You will often notice that a little lower or higher camera position or a few feet to the left or right or closer will change your picture and greatly improve the composition. Even when your light meter shows, for example, f-8 make one picture with F-8, another with F 5.6 and another with F-11. Different colors will have different reproductions and it is difficult to predict ahead which will be best.
Another idea is to use different camera shutter speeds. Try to take a water fall with 1.1000,sec, another with 1/100, another with 1/25, and another with 1/4 second. You will be amazed at how different the pictures will look. You can try the same thing with sports during your travel. Today everybody can take an ultra-sharp picture using a high shutter speed and freezing the movement. But by using a lower camera speed you may get a blurred moving object. For example, a moving car will give the impression of speed. Another trick is to "pan" a speeding object with the camera and take a sharp picture of the object. The background will be blurred because you moved your camera. If you want to experiment with differences of perspective, photograph an object with a wide angle lens so that the object fills the viewfinder. Then re-photograph the object with a telephoto lens by moving, back untill the object again fills the viewfinder. The main object will appear very similar but the background will be completely different.

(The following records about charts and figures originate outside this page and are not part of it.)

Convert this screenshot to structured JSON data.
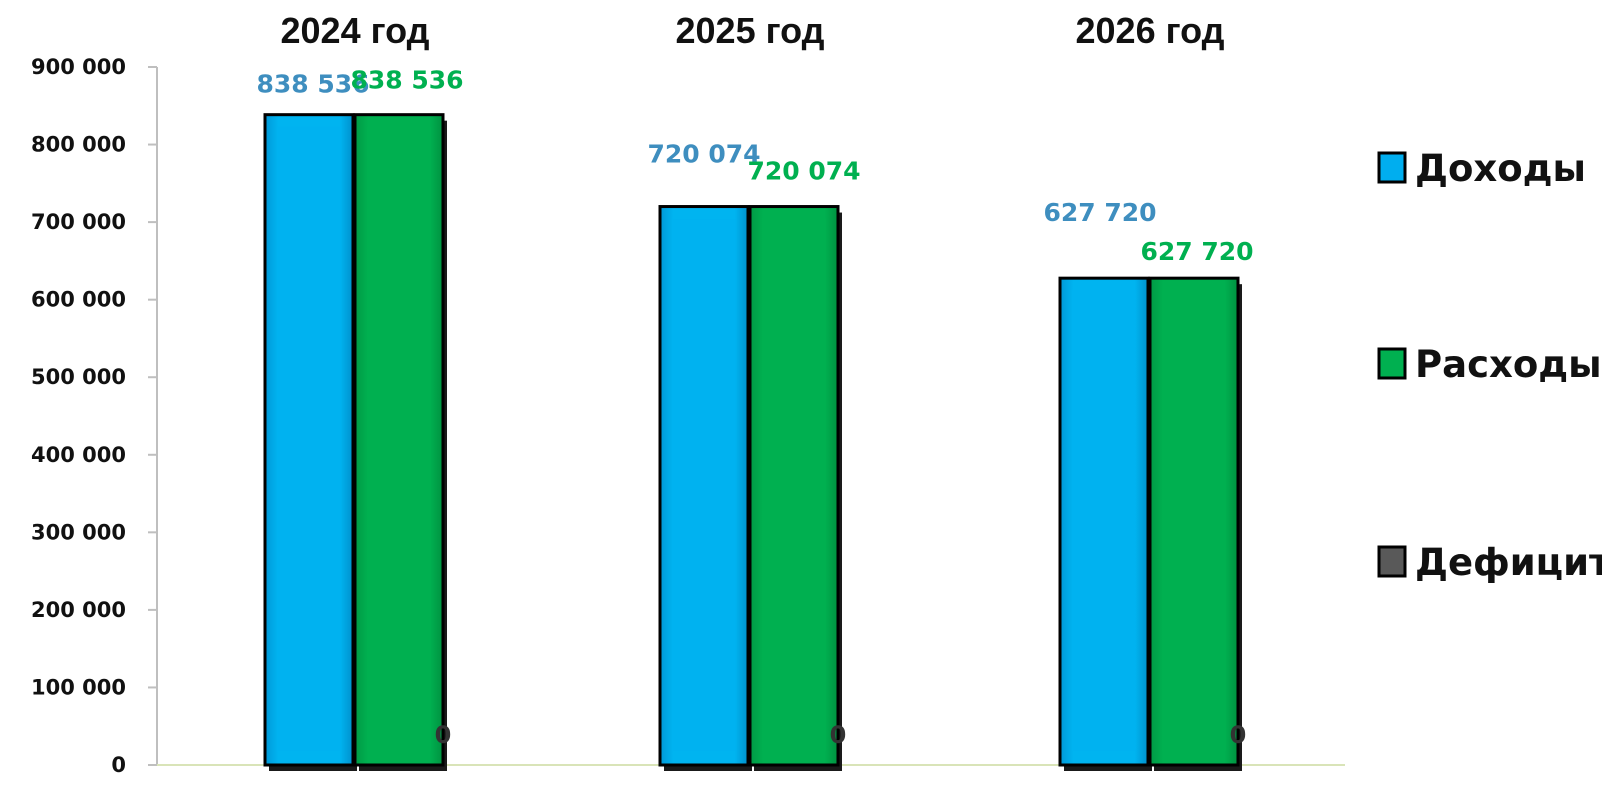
{
  "chart_data": {
    "type": "bar",
    "categories": [
      "2024 год",
      "2025 год",
      "2026 год"
    ],
    "series": [
      {
        "name": "Доходы",
        "values": [
          838536,
          720074,
          627720
        ],
        "labels": [
          "838 536",
          "720 074",
          "627 720"
        ],
        "color": "#00AEEF",
        "label_color": "#3E8EBF"
      },
      {
        "name": "Расходы",
        "values": [
          838536,
          720074,
          627720
        ],
        "labels": [
          "838 536",
          "720 074",
          "627 720"
        ],
        "color": "#00B050",
        "label_color": "#00B050"
      },
      {
        "name": "Дефицит",
        "values": [
          0,
          0,
          0
        ],
        "labels": [
          "0",
          "0",
          "0"
        ],
        "color": "#595959",
        "label_color": "#333333"
      }
    ],
    "ylim": [
      0,
      900000
    ],
    "yticks": [
      0,
      100000,
      200000,
      300000,
      400000,
      500000,
      600000,
      700000,
      800000,
      900000
    ],
    "ytick_labels": [
      "0",
      "100 000",
      "200 000",
      "300 000",
      "400 000",
      "500 000",
      "600 000",
      "700 000",
      "800 000",
      "900 000"
    ],
    "legend_position": "right",
    "grid": false,
    "xlabel": "",
    "ylabel": ""
  }
}
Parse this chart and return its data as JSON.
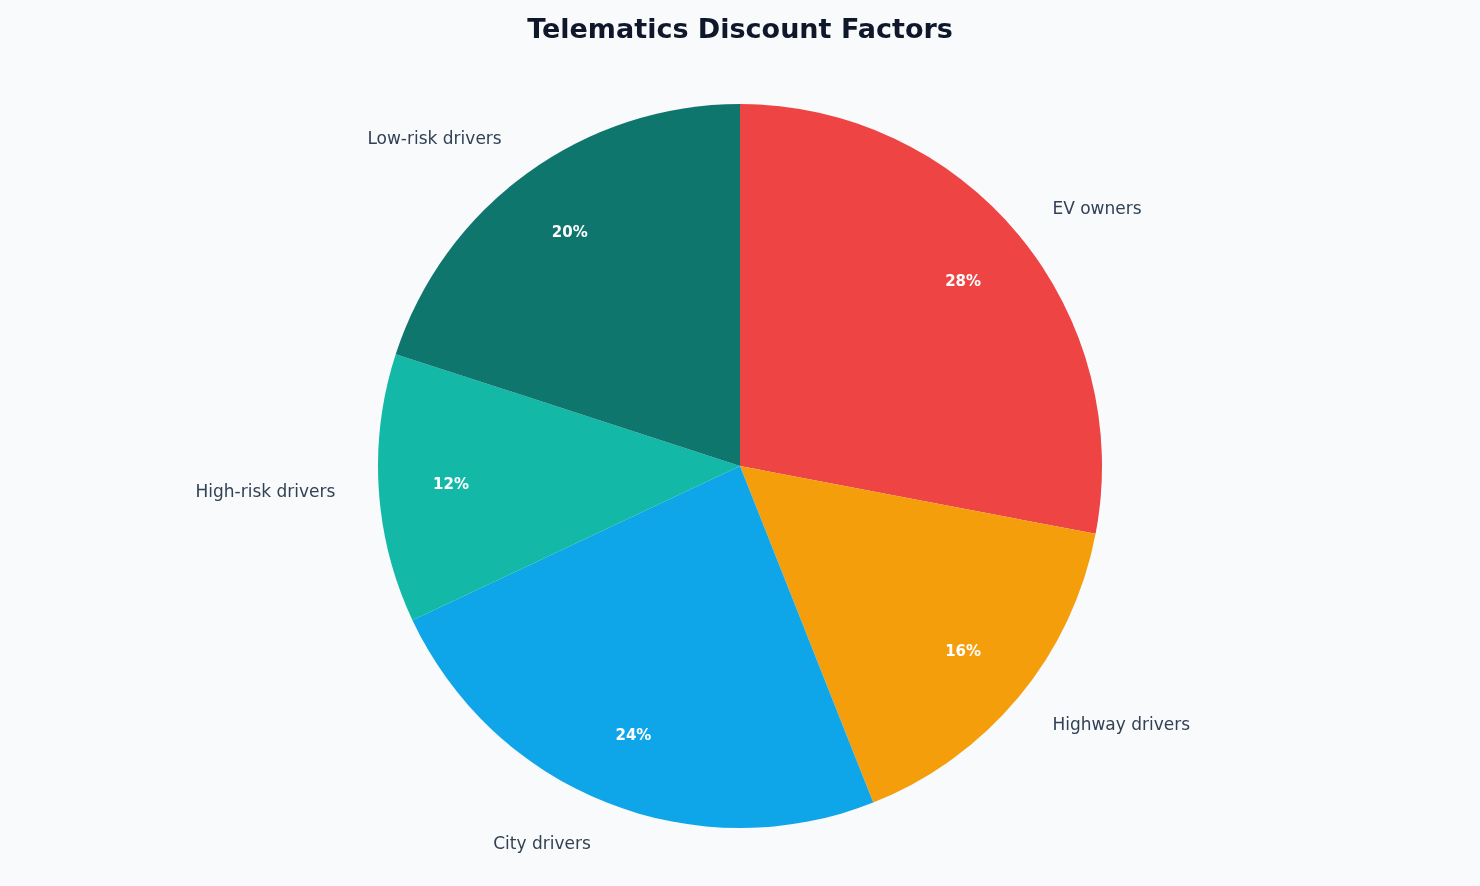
{
  "chart_data": {
    "type": "pie",
    "title": "Telematics Discount Factors",
    "categories": [
      "EV owners",
      "Highway drivers",
      "City drivers",
      "High-risk drivers",
      "Low-risk drivers"
    ],
    "values": [
      28,
      16,
      24,
      12,
      20
    ],
    "colors": [
      "#ef4444",
      "#f59e0b",
      "#0ea5e9",
      "#14b8a6",
      "#0f766e"
    ],
    "value_labels": [
      "28%",
      "16%",
      "24%",
      "12%",
      "20%"
    ]
  }
}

You will sometimes read that a professional photographer uses many rolls of film and hundreds of pictures before he had one or two for publication. As an amateur you will use more common sense. If you do not succeed sfter ten pictures of the same object, then there is little possibility that in the next ten you will find a better one.
The general idea is that when you find an object you think is superior for a travel picture, do not hesitate to spend some time and film to get the best picture of your travel.